Revumenib’s Safety Profile and Path to Formulary: Ivo Abraham, PhD, RN

With revumenib now recommended by the National Comprehensive Cancer Network (NCCN) guidelines as the sole targeted therapy for patients with KMT2At-rearranged acute myeloid leukemia (AML) or acute lymphoblastic leukemia (ALL), payers will likely follow suit and add it to formularies, but they may put some utilization management strategies in place, explained Ivo Abraham, PhD, RN, professor, Department of Pharmacy Practice and Science, R. Ken Coit College of Pharmacy, The University of Arizona. He was a lead author on an analysis comparing revumenib against all other treatments in the NCCN guidelines for AML or ALL.

The budget impact analysis found revumenib for relapsed/refractory acute leukemias with KMT2A translocation would be cost-neutral for a health plan. There would be slight savings, mainly due to lower administration costs.

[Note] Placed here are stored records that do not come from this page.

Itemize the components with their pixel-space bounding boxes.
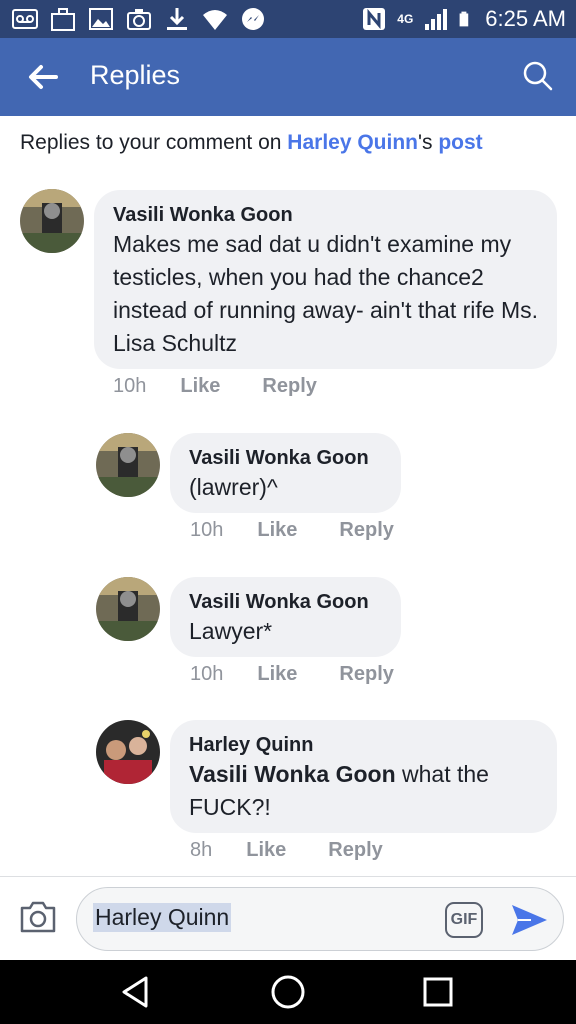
send-icon[interactable] xyxy=(509,900,549,940)
battery-icon xyxy=(459,11,469,27)
page-title: Replies xyxy=(90,60,181,90)
comment-author[interactable]: Vasili Wonka Goon xyxy=(189,589,383,615)
reply-button[interactable]: Reply xyxy=(328,839,382,862)
post-author-link[interactable]: Harley Quinn xyxy=(287,131,418,154)
comment-actions: 10h Like Reply xyxy=(190,663,436,686)
mention-tag[interactable]: Vasili Wonka Goon xyxy=(189,761,396,787)
reply-input-value[interactable]: Harley Quinn xyxy=(93,903,232,932)
comment-text: Vasili Wonka Goon what the FUCK?! xyxy=(189,758,539,824)
avatar[interactable] xyxy=(96,433,160,497)
arrow-left-icon[interactable] xyxy=(26,60,60,94)
context-possessive: 's xyxy=(418,131,439,154)
comment-bubble: Harley Quinn Vasili Wonka Goon what the … xyxy=(170,720,557,833)
app-header: Replies xyxy=(0,38,576,116)
comment-bubble: Vasili Wonka Goon Lawyer* xyxy=(170,577,401,657)
comment-text: (lawrer)^ xyxy=(189,474,278,500)
comment-author[interactable]: Vasili Wonka Goon xyxy=(113,202,539,228)
camera-icon[interactable] xyxy=(18,899,58,935)
reply-button[interactable]: Reply xyxy=(339,663,393,686)
reply-button[interactable]: Reply xyxy=(262,375,316,398)
like-button[interactable]: Like xyxy=(257,663,297,686)
signal-icon xyxy=(425,9,448,30)
replies-screen: 4G 6:25 AM Replies Replies to your comme… xyxy=(0,0,576,1024)
reply-button[interactable]: Reply xyxy=(339,519,393,542)
camera-icon xyxy=(127,9,151,30)
briefcase-icon xyxy=(51,8,75,31)
comment-timestamp: 10h xyxy=(190,663,224,685)
avatar[interactable] xyxy=(96,577,160,641)
nav-home-icon[interactable] xyxy=(268,972,308,1012)
voicemail-icon xyxy=(12,9,38,29)
status-time: 6:25 AM xyxy=(485,6,566,31)
network-4g-icon: 4G xyxy=(397,12,414,26)
like-button[interactable]: Like xyxy=(180,375,220,398)
search-icon[interactable] xyxy=(522,60,554,92)
comment-author[interactable]: Harley Quinn xyxy=(189,732,539,758)
nav-back-icon[interactable] xyxy=(118,974,154,1010)
comment-author[interactable]: Vasili Wonka Goon xyxy=(189,445,383,471)
comment-actions: 10h Like Reply xyxy=(113,375,359,398)
context-prefix: Replies to your comment on xyxy=(20,131,288,154)
wifi-icon xyxy=(203,10,227,30)
post-link[interactable]: post xyxy=(438,131,482,154)
comment-text: Lawyer* xyxy=(189,618,273,644)
comment-timestamp: 10h xyxy=(190,519,224,541)
avatar[interactable] xyxy=(96,720,160,784)
like-button[interactable]: Like xyxy=(257,519,297,542)
download-icon xyxy=(167,8,187,30)
avatar[interactable] xyxy=(20,189,84,253)
gif-icon[interactable]: GIF xyxy=(445,902,483,938)
messenger-icon xyxy=(242,8,264,30)
image-icon xyxy=(89,8,113,30)
nfc-icon xyxy=(363,8,386,30)
comment-text: Makes me sad dat u didn't examine my tes… xyxy=(113,231,538,356)
comment-timestamp: 8h xyxy=(190,839,213,861)
replies-context: Replies to your comment on Harley Quinn'… xyxy=(20,131,483,155)
reply-input[interactable]: Harley Quinn GIF xyxy=(76,887,564,951)
comment-bubble: Vasili Wonka Goon Makes me sad dat u did… xyxy=(94,190,557,369)
comment-timestamp: 10h xyxy=(113,375,147,397)
comment-actions: 8h Like Reply xyxy=(190,839,425,862)
comment-bubble: Vasili Wonka Goon (lawrer)^ xyxy=(170,433,401,513)
status-bar: 4G 6:25 AM xyxy=(0,0,576,38)
like-button[interactable]: Like xyxy=(246,839,286,862)
nav-recents-icon[interactable] xyxy=(420,974,456,1010)
reply-composer: Harley Quinn GIF xyxy=(0,876,576,960)
system-nav-bar xyxy=(0,960,576,1024)
comment-actions: 10h Like Reply xyxy=(190,519,436,542)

Transcript edited for clarity; captions were auto-generated.

Transcript

The model assumed that grade 3 or greater AEs would incur significant health care resource utilization and associated costs. What are some of the most impactful AEs associated with current treatments available for these patients, and how does revumenib's safety profile compare?

If you go to the table [in the study], a lot of the drugs that you see in there—whether it's for the AML part of the study or the ALL part of the study—are or have a chemotherapy component. And we know chemotherapy: it has its benefits. We do a lot now of combinations seen that elsewhere in cancer, [such as] PD-1 inhibitors with chemotherapy. That is one area where you would see a significant increase in the cost.

The other thing also is, if you really focus on this population, at some point in time, these patients may also be a candidate for CAR [chimeric antigen receptor] T-cell [and] that increases the costs very much. To the credit of CAR T-cell therapies and related therapies, their benefit horizon goes much beyond—and I'm talking in general terms—goes much beyond 3 years. That's probably the only treatment type of treatment, class of treatments that payers would say, “Let's project this out over a longer period of time,” because we also see with those types of therapies that there might be a curative outcome, or at least a very long delay [in progression]. That then also increases the cost inputs in the whole equation.

The challenge, really—and having listened to hematologists about this population—is we keep on trying, we keep on doing trials, and it builds slowly, certain efficacy and relative safety signals. That's also why, in our market share assumptions, we were saying we need to be fair to those treatments, because they also work. It's just that it doesn't address the specific targets, the translocation target that we're trying to deal with.

Revumenib is now recommended in the most recent NCCN Guidelines as the sole targeted therapy for patients with KMT2At-rearranged AML and ALL. How do you anticipate this guideline update will specifically influence formulary decisions and patient access?

The payers, to their credit, follow the guidelines. They follow the evidence, and there's a lot of payer bashing going on and issues of prior authorization. We need to make a distinction. There is that confidence in the product in revumenib will probably increase. Payers are going to follow the evidence. Now, they will not say, “Okay, newly diagnosed [patients] immediately go on to revumenib.” That probably will not happen because there's also good rationale to start with cheaper in total, or lower-cost treatments, and then to put in place—and I know that's a word nobody likes—step therapy, to say, “Okay, this is what the guidelines show. Let's start with 1 treatment. If that doesn't work, if you relapse or you're refractory, then we may go to the next one.”